All members of Syndontis have a structure called a premaxillary toothpad, which is located on the very front of the upper jaw of the mouth. This structure contains several rows of short, chisel-shaped teeth. In S. xiphias, the toothpad forms a short, broad band. On the lower jaw, or mandible, the teeth of Syndontis are attached to flexible, stalk-like structures and described as "s-shaped" or "hooked". The number of teeth on the mandible is used to differentiate between species; in S. xiphias, there are about 8 teeth on the mandible.

The color of the fish is a uniform brown, with small, rounded spots on the sides and adipose fin.
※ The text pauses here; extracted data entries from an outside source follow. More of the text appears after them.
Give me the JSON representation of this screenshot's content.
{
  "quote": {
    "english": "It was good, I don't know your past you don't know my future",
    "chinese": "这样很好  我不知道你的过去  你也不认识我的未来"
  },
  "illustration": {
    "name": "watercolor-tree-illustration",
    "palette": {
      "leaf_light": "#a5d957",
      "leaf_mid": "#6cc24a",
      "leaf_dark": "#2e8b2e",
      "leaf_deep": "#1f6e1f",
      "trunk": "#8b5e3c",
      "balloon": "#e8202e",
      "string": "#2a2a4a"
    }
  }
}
The maximum total length of the species is 67.5 cm. Generally, females in the genus Synodontis tend to be slightly larger than males of the same age.

==Habitat and behavior==
In the wild, the species is known only from the lower Niger River. The species is harvested for human consumption. The species is threatened from habitat loss caused by oil exploration in the Niger delta. The reproductive habits of most of the species of Synodontis are not known, beyond some instances of obtaining egg counts from gravid females. Spawning likely occurs during the flooding season between July and October, and pairs swim in unison during spawning. The growth rate is rapid in the first year, then slows down as the fish age.